Can knowing be fixed in a world of change? Doesn’t change indicate a need to renew? What if what you know is fixed like Jimmie’s view of the world? What if you eliminate your memory, your development of what you know? In Jimmie’s case, memory was knowing, but the knowledge that was fixed in his brain was, in fact, not the real world that his contemporaries new in 1970. For them, what was knowable had undergone development or change.
“But I know that 2 plus 2 has a fixed answer,” you say. “And that, Mr. Smarty Pants, demonstrates that I can know a truth that is not time dependent. Math is immutable knowledge, and according to your definition of ‘Non-Selves,’ it’s a Non-Self that is ‘fixed.’ Jimmie could easily understand and know that. Two plus two was the same in 1945 as it was in 1970.”

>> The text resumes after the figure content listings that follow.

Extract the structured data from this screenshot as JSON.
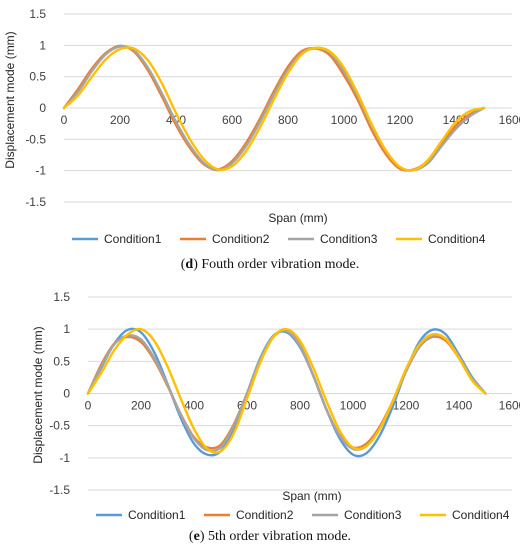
{
  "chart_data": [
    {
      "type": "line",
      "caption_label": "d",
      "caption_text": " Fouth order vibration mode.",
      "xlabel": "Span (mm)",
      "ylabel": "Displacement mode (mm)",
      "xlim": [
        0,
        1600
      ],
      "ylim": [
        -1.5,
        1.5
      ],
      "x_ticks": [
        "0",
        "200",
        "400",
        "600",
        "800",
        "1000",
        "1200",
        "1400",
        "1600"
      ],
      "y_ticks": [
        "1.5",
        "1",
        "0.5",
        "0",
        "-0.5",
        "-1",
        "-1.5"
      ],
      "grid": "horizontal",
      "legend_position": "bottom",
      "series": [
        {
          "name": "Condition1",
          "color": "#5b9bd5",
          "x": [
            0,
            50,
            100,
            150,
            200,
            250,
            300,
            350,
            400,
            450,
            500,
            550,
            600,
            650,
            700,
            750,
            800,
            850,
            900,
            950,
            1000,
            1050,
            1100,
            1150,
            1200,
            1250,
            1300,
            1350,
            1400,
            1450,
            1500
          ],
          "values": [
            0.0,
            0.28,
            0.61,
            0.87,
            0.99,
            0.91,
            0.62,
            0.2,
            -0.25,
            -0.62,
            -0.89,
            -0.99,
            -0.87,
            -0.59,
            -0.2,
            0.24,
            0.63,
            0.89,
            0.95,
            0.87,
            0.56,
            0.16,
            -0.32,
            -0.71,
            -0.96,
            -0.99,
            -0.87,
            -0.58,
            -0.31,
            -0.12,
            0.0
          ]
        },
        {
          "name": "Condition2",
          "color": "#ed7d31",
          "x": [
            0,
            50,
            100,
            150,
            200,
            250,
            300,
            350,
            400,
            450,
            500,
            550,
            600,
            650,
            700,
            750,
            800,
            850,
            900,
            950,
            1000,
            1050,
            1100,
            1150,
            1200,
            1250,
            1300,
            1350,
            1400,
            1450,
            1500
          ],
          "values": [
            0.0,
            0.3,
            0.63,
            0.88,
            0.99,
            0.9,
            0.6,
            0.18,
            -0.27,
            -0.64,
            -0.9,
            -0.98,
            -0.85,
            -0.56,
            -0.17,
            0.27,
            0.66,
            0.91,
            0.95,
            0.84,
            0.52,
            0.12,
            -0.36,
            -0.74,
            -0.97,
            -0.98,
            -0.84,
            -0.55,
            -0.28,
            -0.1,
            0.0
          ]
        },
        {
          "name": "Condition3",
          "color": "#a5a5a5",
          "x": [
            0,
            50,
            100,
            150,
            200,
            250,
            300,
            350,
            400,
            450,
            500,
            550,
            600,
            650,
            700,
            750,
            800,
            850,
            900,
            950,
            1000,
            1050,
            1100,
            1150,
            1200,
            1250,
            1300,
            1350,
            1400,
            1450,
            1500
          ],
          "values": [
            0.0,
            0.26,
            0.59,
            0.86,
            0.98,
            0.92,
            0.64,
            0.23,
            -0.22,
            -0.6,
            -0.88,
            -0.99,
            -0.88,
            -0.61,
            -0.22,
            0.22,
            0.61,
            0.88,
            0.95,
            0.88,
            0.58,
            0.18,
            -0.3,
            -0.69,
            -0.95,
            -0.99,
            -0.88,
            -0.6,
            -0.33,
            -0.13,
            0.0
          ]
        },
        {
          "name": "Condition4",
          "color": "#ffc000",
          "x": [
            0,
            50,
            100,
            150,
            200,
            250,
            300,
            350,
            400,
            450,
            500,
            550,
            600,
            650,
            700,
            750,
            800,
            850,
            900,
            950,
            1000,
            1050,
            1100,
            1150,
            1200,
            1250,
            1300,
            1350,
            1400,
            1450,
            1500
          ],
          "values": [
            0.0,
            0.2,
            0.5,
            0.78,
            0.94,
            0.95,
            0.76,
            0.39,
            -0.08,
            -0.5,
            -0.82,
            -0.98,
            -0.93,
            -0.69,
            -0.31,
            0.14,
            0.56,
            0.86,
            0.96,
            0.9,
            0.64,
            0.22,
            -0.27,
            -0.68,
            -0.94,
            -0.99,
            -0.83,
            -0.52,
            -0.22,
            -0.05,
            0.0
          ]
        }
      ]
    },
    {
      "type": "line",
      "caption_label": "e",
      "caption_text": " 5th order vibration mode.",
      "xlabel": "Span (mm)",
      "ylabel": "Displacement mode (mm)",
      "xlim": [
        0,
        1600
      ],
      "ylim": [
        -1.5,
        1.5
      ],
      "x_ticks": [
        "0",
        "200",
        "400",
        "600",
        "800",
        "1000",
        "1200",
        "1400",
        "1600"
      ],
      "y_ticks": [
        "1.5",
        "1",
        "0.5",
        "0",
        "-0.5",
        "-1",
        "-1.5"
      ],
      "grid": "horizontal",
      "legend_position": "bottom",
      "series": [
        {
          "name": "Condition1",
          "color": "#5b9bd5",
          "x": [
            0,
            50,
            100,
            150,
            200,
            250,
            300,
            350,
            400,
            450,
            500,
            550,
            600,
            650,
            700,
            750,
            800,
            850,
            900,
            950,
            1000,
            1050,
            1100,
            1150,
            1200,
            1250,
            1300,
            1350,
            1400,
            1450,
            1500
          ],
          "values": [
            0.0,
            0.4,
            0.78,
            0.99,
            0.95,
            0.64,
            0.15,
            -0.38,
            -0.78,
            -0.95,
            -0.9,
            -0.55,
            0.0,
            0.55,
            0.9,
            0.95,
            0.72,
            0.28,
            -0.25,
            -0.7,
            -0.95,
            -0.93,
            -0.66,
            -0.2,
            0.35,
            0.8,
            0.99,
            0.92,
            0.6,
            0.25,
            0.0
          ]
        },
        {
          "name": "Condition2",
          "color": "#ed7d31",
          "x": [
            0,
            50,
            100,
            150,
            200,
            250,
            300,
            350,
            400,
            450,
            500,
            550,
            600,
            650,
            700,
            750,
            800,
            850,
            900,
            950,
            1000,
            1050,
            1100,
            1150,
            1200,
            1250,
            1300,
            1350,
            1400,
            1450,
            1500
          ],
          "values": [
            0.0,
            0.45,
            0.78,
            0.88,
            0.8,
            0.52,
            0.12,
            -0.32,
            -0.68,
            -0.84,
            -0.8,
            -0.48,
            0.0,
            0.52,
            0.88,
            0.98,
            0.75,
            0.28,
            -0.25,
            -0.65,
            -0.84,
            -0.78,
            -0.52,
            -0.12,
            0.35,
            0.72,
            0.88,
            0.82,
            0.55,
            0.22,
            0.0
          ]
        },
        {
          "name": "Condition3",
          "color": "#a5a5a5",
          "x": [
            0,
            50,
            100,
            150,
            200,
            250,
            300,
            350,
            400,
            450,
            500,
            550,
            600,
            650,
            700,
            750,
            800,
            850,
            900,
            950,
            1000,
            1050,
            1100,
            1150,
            1200,
            1250,
            1300,
            1350,
            1400,
            1450,
            1500
          ],
          "values": [
            0.0,
            0.42,
            0.77,
            0.9,
            0.84,
            0.55,
            0.14,
            -0.33,
            -0.7,
            -0.88,
            -0.84,
            -0.5,
            0.0,
            0.53,
            0.89,
            0.97,
            0.74,
            0.28,
            -0.25,
            -0.66,
            -0.86,
            -0.82,
            -0.55,
            -0.14,
            0.34,
            0.72,
            0.9,
            0.85,
            0.57,
            0.23,
            0.0
          ]
        },
        {
          "name": "Condition4",
          "color": "#ffc000",
          "x": [
            0,
            50,
            100,
            150,
            200,
            250,
            300,
            350,
            400,
            450,
            500,
            550,
            600,
            650,
            700,
            750,
            800,
            850,
            900,
            950,
            1000,
            1050,
            1100,
            1150,
            1200,
            1250,
            1300,
            1350,
            1400,
            1450,
            1500
          ],
          "values": [
            0.0,
            0.32,
            0.68,
            0.92,
            1.0,
            0.82,
            0.42,
            -0.08,
            -0.55,
            -0.86,
            -0.9,
            -0.62,
            -0.08,
            0.48,
            0.88,
            1.0,
            0.82,
            0.4,
            -0.12,
            -0.58,
            -0.84,
            -0.82,
            -0.56,
            -0.12,
            0.38,
            0.76,
            0.92,
            0.85,
            0.55,
            0.2,
            0.0
          ]
        }
      ]
    }
  ]
}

So true. But just remember that math begins with axioms. And that means it begins with assumptions that we accept as “self-evident truths.” Can we apply the same kinds of reliable assumptions to all other “knowing”? Can we think axiomatically about the Self? Or about all other Non-math Non-Selves?
“Certainly,” you say. “Take zebras. They have stripes. That’s been true as long as there have been ”
“Are there no albino zebras or black zebras? Or, do we assume all zebras have stripes because we accept induction as a path to knowing even though, ultimately, induction operates on the basis of indefinite examples that are not infinite examples? And what of all the inductive thinking you do with regard to other Selves?”
Granted that given the axioms about natural numbers, 2 + 2 does equal 4, and it can be demonstrated or proved inductively. Now what? What else “out there” among the Non-Selves can you know inductively with such certainty? What, by contrast, can you know deductively?
“A four-legged horse-like animal with stripes is a zebra. If a horse-like animal has stripes, it’s a zebra. It’s demonstrable through syllogistic thinking.”
Or it’s an okapi.
“Not fair. Okapis just have butt and leg stripes, and they are horizontal lines, not vertical.”
But note what you just did. You had to refine to define. And that’s the task you have all the time to distinguish your Self from all the Non-Selves.